- Genre: Telenovela
- Starring: Nini Wacera; Lwanda Jawar; Brenda Wairimu; Muthoni Gathecha; Cleopatra Koheirwe;
- Country of origin: Kenya
- Original language: English
- No. of episodes: 250

Production
- Executive producer: Laurence Lurie
- Producer: Appie Matere
- Production locations: Dagoretti, Nairobi
- Camera setup: Multi-camera
- Running time: 24-27 minutes
- Production companies: M-Net; Pty Ltd;

Original release
- Network: Africa Magic
- Release: 26 August 2013 – 8 August 2014

= Kona (TV series) =

Kenyan television series

Kona is a Kenyan primetime telenovela that premiered on Africa Magic Channel on 26 August 2013 to 2014. Starring Nini Wacera, Lwanda Jawar, Abubakar Mwenda, Brenda Wairimu, Muthoni Gathecha and an ensemble cast.

== Production ==
Prior to the launching of the series, 179 episodes were already published.

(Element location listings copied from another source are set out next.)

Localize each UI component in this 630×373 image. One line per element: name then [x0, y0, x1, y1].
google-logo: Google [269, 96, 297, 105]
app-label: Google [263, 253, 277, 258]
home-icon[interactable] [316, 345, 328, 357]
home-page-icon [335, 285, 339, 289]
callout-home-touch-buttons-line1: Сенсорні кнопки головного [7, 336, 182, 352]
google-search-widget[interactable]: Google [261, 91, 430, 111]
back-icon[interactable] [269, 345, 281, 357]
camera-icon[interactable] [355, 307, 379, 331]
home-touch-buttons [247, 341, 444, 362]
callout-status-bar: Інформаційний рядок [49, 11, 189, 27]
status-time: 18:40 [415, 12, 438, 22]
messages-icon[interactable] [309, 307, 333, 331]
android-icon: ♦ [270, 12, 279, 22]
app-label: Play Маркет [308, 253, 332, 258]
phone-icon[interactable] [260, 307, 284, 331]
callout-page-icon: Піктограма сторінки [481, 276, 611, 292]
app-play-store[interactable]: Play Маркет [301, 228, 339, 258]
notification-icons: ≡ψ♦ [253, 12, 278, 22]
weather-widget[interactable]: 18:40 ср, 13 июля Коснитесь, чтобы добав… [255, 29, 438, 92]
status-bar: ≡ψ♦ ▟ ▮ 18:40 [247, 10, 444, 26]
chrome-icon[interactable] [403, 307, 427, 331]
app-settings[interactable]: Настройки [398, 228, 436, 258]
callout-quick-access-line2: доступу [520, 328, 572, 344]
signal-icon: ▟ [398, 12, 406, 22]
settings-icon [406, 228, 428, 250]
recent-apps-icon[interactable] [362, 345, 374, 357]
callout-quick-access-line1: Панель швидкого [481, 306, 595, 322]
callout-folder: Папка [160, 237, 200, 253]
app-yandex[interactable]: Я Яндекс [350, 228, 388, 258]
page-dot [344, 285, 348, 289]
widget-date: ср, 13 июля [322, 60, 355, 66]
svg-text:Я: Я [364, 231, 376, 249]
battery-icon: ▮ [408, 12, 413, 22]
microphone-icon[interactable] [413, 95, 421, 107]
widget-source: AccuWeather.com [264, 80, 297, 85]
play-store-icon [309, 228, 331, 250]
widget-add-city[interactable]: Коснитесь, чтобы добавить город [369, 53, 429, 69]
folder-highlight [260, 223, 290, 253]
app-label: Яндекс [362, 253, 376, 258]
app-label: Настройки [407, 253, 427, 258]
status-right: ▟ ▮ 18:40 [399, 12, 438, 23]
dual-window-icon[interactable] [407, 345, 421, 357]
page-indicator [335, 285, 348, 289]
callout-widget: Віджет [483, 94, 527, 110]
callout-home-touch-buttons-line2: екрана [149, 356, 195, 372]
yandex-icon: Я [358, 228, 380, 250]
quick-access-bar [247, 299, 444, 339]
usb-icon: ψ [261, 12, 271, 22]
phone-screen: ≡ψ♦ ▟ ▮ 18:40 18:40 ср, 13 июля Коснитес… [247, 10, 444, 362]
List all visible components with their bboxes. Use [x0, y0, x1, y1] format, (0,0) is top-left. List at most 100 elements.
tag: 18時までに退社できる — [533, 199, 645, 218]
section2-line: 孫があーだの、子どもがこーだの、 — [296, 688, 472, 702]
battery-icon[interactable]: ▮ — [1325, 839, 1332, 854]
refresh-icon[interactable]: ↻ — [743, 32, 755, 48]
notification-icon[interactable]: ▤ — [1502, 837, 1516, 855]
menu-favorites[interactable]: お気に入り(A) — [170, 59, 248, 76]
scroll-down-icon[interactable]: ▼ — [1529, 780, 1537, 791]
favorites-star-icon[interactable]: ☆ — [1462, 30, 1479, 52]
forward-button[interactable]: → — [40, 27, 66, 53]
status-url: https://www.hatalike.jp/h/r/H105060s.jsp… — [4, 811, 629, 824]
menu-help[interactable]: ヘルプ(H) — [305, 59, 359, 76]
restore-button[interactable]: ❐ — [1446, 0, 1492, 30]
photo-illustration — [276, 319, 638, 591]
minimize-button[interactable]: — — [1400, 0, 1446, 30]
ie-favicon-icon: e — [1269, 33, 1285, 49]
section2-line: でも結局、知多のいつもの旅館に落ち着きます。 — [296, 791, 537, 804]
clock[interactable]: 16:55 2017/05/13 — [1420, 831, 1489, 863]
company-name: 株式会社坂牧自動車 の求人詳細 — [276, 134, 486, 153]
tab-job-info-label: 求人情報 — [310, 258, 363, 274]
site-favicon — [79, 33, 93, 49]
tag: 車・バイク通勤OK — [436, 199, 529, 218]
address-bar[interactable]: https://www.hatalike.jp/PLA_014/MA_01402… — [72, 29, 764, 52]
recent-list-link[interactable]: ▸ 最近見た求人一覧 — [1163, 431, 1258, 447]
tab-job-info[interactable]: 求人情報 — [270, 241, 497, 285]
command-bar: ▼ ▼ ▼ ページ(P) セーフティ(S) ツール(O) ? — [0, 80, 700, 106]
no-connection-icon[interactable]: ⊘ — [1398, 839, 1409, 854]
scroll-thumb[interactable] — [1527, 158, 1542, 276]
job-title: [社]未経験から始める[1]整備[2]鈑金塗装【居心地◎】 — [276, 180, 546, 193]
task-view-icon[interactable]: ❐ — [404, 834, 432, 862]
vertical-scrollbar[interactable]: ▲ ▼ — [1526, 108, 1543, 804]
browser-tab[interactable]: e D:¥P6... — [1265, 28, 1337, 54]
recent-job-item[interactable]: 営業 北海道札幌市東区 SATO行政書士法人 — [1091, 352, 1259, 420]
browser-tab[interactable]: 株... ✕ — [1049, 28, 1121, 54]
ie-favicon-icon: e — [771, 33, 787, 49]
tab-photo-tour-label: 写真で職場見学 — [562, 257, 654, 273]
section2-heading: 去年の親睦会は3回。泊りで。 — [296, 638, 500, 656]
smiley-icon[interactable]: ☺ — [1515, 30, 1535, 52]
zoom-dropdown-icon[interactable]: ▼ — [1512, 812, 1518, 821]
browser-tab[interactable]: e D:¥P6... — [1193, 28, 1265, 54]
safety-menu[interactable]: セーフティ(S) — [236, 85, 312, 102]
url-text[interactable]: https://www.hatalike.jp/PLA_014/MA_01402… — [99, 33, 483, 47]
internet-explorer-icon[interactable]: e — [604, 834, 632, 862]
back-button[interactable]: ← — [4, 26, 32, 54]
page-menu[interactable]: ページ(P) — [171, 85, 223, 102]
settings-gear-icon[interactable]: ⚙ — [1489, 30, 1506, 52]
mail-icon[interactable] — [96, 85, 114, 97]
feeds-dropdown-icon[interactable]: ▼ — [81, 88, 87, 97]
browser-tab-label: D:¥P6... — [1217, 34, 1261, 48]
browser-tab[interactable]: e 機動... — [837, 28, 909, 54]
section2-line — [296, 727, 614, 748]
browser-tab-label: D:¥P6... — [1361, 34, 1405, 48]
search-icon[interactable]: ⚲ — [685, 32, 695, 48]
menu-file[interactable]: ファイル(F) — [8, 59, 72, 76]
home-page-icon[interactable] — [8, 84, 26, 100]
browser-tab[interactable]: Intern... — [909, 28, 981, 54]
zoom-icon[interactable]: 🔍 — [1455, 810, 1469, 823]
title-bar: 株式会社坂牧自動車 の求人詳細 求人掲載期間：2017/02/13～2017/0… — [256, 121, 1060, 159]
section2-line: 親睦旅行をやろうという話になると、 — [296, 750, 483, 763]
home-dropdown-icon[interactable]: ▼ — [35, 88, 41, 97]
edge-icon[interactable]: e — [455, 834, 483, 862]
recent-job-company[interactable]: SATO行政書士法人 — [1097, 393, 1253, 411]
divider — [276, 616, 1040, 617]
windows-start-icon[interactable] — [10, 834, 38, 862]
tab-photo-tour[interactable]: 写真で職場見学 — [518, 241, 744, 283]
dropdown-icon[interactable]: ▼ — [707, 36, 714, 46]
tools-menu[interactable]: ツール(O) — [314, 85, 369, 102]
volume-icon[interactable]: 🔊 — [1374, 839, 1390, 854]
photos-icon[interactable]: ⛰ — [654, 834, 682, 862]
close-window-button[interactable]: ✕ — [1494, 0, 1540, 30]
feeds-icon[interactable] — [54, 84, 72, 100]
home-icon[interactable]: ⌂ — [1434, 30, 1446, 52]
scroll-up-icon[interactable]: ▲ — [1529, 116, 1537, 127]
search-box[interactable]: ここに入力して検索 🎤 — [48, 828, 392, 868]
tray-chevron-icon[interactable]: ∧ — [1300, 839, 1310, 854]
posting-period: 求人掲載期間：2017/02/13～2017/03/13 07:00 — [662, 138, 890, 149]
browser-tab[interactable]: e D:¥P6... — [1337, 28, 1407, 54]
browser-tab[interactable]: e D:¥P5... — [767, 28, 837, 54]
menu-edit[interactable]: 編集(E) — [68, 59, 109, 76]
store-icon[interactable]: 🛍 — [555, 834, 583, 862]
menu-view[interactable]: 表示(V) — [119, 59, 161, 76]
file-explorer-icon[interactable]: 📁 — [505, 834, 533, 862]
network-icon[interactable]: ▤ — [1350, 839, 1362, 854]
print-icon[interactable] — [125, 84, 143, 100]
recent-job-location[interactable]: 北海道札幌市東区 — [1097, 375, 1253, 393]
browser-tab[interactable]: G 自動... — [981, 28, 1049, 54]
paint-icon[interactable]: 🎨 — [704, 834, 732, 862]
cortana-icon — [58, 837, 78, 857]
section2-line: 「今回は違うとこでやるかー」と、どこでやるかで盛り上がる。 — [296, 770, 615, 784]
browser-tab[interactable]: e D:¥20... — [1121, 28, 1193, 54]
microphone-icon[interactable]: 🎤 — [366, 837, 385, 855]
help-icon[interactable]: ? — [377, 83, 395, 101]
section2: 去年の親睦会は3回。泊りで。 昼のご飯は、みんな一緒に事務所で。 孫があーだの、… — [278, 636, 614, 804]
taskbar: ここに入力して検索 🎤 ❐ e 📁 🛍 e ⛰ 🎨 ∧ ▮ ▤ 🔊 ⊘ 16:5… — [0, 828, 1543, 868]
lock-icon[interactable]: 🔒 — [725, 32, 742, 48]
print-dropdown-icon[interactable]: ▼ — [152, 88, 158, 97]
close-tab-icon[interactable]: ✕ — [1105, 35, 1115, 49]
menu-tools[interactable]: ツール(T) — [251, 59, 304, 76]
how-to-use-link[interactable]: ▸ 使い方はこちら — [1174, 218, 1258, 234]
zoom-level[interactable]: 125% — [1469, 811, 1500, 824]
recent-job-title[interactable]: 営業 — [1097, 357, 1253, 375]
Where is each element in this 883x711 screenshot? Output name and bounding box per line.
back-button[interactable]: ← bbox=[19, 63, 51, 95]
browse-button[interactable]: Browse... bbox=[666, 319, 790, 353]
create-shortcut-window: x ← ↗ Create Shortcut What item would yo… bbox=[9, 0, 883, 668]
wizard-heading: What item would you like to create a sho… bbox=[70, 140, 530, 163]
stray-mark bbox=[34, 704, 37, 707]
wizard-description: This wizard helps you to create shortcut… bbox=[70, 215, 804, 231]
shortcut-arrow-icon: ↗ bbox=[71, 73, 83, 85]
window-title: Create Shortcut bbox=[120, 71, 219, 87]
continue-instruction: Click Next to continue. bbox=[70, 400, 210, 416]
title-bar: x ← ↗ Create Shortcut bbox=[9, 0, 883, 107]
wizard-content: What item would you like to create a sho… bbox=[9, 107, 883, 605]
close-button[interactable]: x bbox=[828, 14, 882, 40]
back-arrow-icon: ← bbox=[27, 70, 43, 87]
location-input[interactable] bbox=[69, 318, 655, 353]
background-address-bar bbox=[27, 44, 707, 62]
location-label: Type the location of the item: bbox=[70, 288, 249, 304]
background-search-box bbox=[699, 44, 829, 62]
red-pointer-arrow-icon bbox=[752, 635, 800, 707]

Filming took place in Dagoretti in Western Nairobi. The show was officially launched on 21 August 2013 in Nairobi.

== Plot ==
The story follows the not-so-perfect lives of the Oyange family and their struggles deepened by love and hate. When business tycoon Richard Oyage dies in a grisly car accident, he leaves behind a wife, Ayira (Muthoni Gathecha), his first daughter, Julia (Nini Wacera), the second one, Pamela (Brenda Wairimu) and a son, Wanjala (Lwanda Jawar). Julia later inherits her father's project, a boxing gym, where she has to step into a man's shoes in an evidently chauvinistic society, where men set the rules.

== Cast ==
- Nini Wacera as Julia Oyange
- Lwanda Jawar as Wanjala Oyange
- Brenda Wairimu as Pamela Oyange
- Muthoni Gathecha as Ayira Oyange
- Janet Sision as Wangui
- Laura Walubengo as Mumbi, a journalist
- Arabron Nnyneque as Abasi
- Lenny Juma as Jimmy
- Abubakar Mwenda as Simon
- Robert Agengo
- Cleopatra Koheirwe as Jakki

== Broadcast ==
Broadcasters that carry Kona are Africa Magic Entertainment and Maisha Magic East. Africa Magic Entertainment originally broadcast it on weeknights at 7:30 pm from 16 August 2013 to 8 August 2014, taking exactly one year. It debuted on Maisha Magic in September 2014.